Given the wide range of styles encompassed by the modern-day American field-blend trend, it’s perhaps not surprising that people aren’t deliberately searching for the style. “I don’t remember the last time someone has come in and asked for a field blend,” says Orenda Hale of Maine & Loire, a natural wine store in Portland, Maine. At the moment, the store only carries one North American field blend, a white from natural winemaker Brianne Day, though in the past they’ve had picks from Matthew Rorick’s Forlorn Hope, Joe Swick, and the Teutonic Wine Company, as well as selections from Europe.

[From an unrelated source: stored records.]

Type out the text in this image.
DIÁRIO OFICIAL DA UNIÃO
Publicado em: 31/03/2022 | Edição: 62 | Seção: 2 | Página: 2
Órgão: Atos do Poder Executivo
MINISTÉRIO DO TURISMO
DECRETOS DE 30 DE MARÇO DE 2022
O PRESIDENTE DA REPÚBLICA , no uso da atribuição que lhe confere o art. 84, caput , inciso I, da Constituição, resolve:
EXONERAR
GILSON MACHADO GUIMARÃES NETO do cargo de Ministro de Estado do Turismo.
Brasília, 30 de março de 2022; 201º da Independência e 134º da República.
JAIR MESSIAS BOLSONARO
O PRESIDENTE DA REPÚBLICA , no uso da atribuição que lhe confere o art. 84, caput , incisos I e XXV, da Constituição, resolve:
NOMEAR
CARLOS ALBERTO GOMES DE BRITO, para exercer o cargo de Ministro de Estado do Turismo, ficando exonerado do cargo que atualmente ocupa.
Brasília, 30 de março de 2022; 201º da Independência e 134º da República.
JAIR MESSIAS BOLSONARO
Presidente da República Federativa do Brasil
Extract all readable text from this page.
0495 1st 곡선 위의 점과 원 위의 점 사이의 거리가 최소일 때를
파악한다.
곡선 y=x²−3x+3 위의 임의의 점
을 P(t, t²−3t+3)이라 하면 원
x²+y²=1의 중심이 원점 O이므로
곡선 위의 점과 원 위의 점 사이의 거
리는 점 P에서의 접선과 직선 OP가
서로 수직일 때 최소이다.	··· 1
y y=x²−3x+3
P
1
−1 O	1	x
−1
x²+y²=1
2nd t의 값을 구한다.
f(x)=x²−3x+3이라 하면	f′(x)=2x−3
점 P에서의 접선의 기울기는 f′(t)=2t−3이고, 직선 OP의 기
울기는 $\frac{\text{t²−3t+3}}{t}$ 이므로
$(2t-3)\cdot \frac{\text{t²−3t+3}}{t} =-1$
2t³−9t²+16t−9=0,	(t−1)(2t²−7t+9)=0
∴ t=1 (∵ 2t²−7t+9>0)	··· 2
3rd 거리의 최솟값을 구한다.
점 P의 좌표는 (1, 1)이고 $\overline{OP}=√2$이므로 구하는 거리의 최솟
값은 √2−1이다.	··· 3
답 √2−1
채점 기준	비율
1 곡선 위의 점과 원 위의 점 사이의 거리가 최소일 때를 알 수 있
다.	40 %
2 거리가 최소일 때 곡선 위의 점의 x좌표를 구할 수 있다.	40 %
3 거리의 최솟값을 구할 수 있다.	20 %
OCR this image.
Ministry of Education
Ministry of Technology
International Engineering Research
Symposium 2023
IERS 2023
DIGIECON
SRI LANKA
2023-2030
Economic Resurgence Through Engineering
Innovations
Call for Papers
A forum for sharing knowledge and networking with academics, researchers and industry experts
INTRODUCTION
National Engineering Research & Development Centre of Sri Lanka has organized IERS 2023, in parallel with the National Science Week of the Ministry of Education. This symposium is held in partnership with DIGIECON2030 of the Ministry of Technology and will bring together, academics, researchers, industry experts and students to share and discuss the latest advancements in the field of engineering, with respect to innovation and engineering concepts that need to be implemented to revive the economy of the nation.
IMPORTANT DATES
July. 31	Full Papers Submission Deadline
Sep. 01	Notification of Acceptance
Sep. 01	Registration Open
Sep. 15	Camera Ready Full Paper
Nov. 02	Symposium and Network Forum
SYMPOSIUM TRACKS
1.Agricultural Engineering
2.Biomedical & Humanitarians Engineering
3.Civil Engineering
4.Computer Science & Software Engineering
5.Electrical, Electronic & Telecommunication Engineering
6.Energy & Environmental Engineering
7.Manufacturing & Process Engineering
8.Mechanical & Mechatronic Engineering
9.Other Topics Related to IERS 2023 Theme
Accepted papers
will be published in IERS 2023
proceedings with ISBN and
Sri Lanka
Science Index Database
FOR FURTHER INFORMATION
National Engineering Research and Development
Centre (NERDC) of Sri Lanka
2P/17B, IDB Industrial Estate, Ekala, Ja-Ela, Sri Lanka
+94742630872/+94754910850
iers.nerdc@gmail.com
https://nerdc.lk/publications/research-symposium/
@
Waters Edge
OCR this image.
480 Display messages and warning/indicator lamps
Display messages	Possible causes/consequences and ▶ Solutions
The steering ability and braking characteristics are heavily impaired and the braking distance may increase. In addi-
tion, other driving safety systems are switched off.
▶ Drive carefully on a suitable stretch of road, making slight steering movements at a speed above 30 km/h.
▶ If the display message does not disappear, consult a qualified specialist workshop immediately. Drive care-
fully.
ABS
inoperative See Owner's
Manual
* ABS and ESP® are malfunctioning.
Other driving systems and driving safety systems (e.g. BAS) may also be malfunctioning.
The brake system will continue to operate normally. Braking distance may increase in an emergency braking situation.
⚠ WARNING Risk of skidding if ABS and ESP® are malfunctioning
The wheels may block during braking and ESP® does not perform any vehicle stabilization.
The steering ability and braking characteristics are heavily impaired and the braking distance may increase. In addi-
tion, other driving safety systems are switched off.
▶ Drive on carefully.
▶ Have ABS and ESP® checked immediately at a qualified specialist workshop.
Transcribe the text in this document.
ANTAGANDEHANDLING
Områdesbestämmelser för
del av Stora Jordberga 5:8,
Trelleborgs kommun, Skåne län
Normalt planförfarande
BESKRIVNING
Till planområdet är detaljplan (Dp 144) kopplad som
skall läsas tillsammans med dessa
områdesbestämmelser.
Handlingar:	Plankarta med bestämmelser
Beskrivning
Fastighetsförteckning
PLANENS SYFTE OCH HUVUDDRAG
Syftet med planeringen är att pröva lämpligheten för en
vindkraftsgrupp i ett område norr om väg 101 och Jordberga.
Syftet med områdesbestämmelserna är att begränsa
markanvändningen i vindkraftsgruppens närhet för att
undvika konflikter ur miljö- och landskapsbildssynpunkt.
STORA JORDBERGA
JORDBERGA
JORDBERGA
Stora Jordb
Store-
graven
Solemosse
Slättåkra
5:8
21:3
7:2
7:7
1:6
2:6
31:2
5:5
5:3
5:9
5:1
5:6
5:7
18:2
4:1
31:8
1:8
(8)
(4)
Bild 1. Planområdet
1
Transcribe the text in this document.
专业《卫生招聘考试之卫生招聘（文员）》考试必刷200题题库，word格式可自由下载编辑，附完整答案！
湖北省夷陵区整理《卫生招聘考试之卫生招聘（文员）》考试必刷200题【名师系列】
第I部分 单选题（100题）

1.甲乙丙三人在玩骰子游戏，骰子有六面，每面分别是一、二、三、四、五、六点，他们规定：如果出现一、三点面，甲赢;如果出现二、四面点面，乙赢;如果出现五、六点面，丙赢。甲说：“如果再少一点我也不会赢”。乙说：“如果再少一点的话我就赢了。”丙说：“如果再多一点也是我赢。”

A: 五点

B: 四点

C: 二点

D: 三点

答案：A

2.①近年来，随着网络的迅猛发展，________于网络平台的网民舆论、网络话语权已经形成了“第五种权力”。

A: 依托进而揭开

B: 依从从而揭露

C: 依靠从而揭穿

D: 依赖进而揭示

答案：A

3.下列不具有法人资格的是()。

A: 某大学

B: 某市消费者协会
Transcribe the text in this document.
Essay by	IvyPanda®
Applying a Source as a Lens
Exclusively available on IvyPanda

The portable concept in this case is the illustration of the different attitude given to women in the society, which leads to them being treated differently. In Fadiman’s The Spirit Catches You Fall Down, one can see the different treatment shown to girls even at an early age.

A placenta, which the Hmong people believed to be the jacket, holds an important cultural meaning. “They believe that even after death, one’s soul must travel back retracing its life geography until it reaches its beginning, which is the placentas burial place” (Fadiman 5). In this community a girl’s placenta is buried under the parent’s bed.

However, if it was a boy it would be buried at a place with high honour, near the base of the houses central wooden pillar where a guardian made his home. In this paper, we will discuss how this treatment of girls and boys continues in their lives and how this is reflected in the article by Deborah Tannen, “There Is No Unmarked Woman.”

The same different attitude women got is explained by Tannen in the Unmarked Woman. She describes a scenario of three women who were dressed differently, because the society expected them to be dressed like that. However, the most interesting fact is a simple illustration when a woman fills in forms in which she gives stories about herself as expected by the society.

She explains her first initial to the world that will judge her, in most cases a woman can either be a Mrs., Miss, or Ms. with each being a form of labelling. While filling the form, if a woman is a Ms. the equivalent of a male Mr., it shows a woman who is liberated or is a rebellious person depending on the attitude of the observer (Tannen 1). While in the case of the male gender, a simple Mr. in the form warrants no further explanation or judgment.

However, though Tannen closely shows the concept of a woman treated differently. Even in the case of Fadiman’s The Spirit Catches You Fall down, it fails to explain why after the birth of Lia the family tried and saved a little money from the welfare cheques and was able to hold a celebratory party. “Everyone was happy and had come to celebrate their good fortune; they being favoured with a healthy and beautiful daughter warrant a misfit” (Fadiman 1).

“People come in talking about wine use areas more than anything else. ‘I tend to like Sancerre or Chardonnay or Bordeaux,’ and so on,” she says. “We find our customers are quite open-minded about the wine selection, and the focal point is actually on pairing with a meal or matching the general vibe of the day.” 

A wine like Brianne Day’s “Twinkle Twinkle”—a white blend of Chardonnay, Vermentino, and Muscat from Layne Vineyard in Oregon’s Applegate Valley—usually will sell because a customer might be familiar with Day’s reputation in the natural-wine world. “Winemakers in Brianne Day’s position, because they’ve been more celebrated in the natural-wine community, they might have a little more traction, or people have come to trust them because of their varietal wines. People are more open than they have been in the past.” 

For Ed Szymanski of Dame, a buzzy new restaurant in New York City’s Greenwich Village, overcoming the challenges of selling less commercially oriented wines—North American field blends included—is part of his goal. “There’s no point in writing a nerdy somm-centric wine list and not being able to sell it to the customers,” he says.

“The person who’s going to eat the wackiest stuff on the food menu is probably going to have the wackiest wines, too—they’re more interested in esoteric experiences.”—Ed Szymanski, Dame NYC

Szymanski divides his wine list into two sections, a “What Austin Powers is drinking” side, which skews more experimental and playful, and “What James Bond is drinking,” for more serious and expensive wines. Liten Buffel’s “On the Shoulders of Giants,” a field blend of Blaufrankish and Sauvignon Blanc made in New York’s Niagara region, slots right into the Austin Powers side. “Within that realm, one in 10 are asking for the funkiest thing we’ve got. That Liten Buffel is experimental and pretty crazy and difficult to pair with a full meal unless you’re looking for a funky wild wine,” he says. “The person who’s going to eat the wackiest stuff on the food menu is probably going to have the wackiest wines, too—they’re more interested in esoteric experiences.”

But that adventurous spirit is attractive to Szymanski, who says the winemakers on his list tend to approach wine more as a passion project than a commercial venture. And that, perhaps, is the current key to selling these new wave American field blends: having someone champion their existence. “It’s cool when winemakers feel free to experiment a little more,” he says. “And we’ll do everything to support them—for example, purchasing their wine.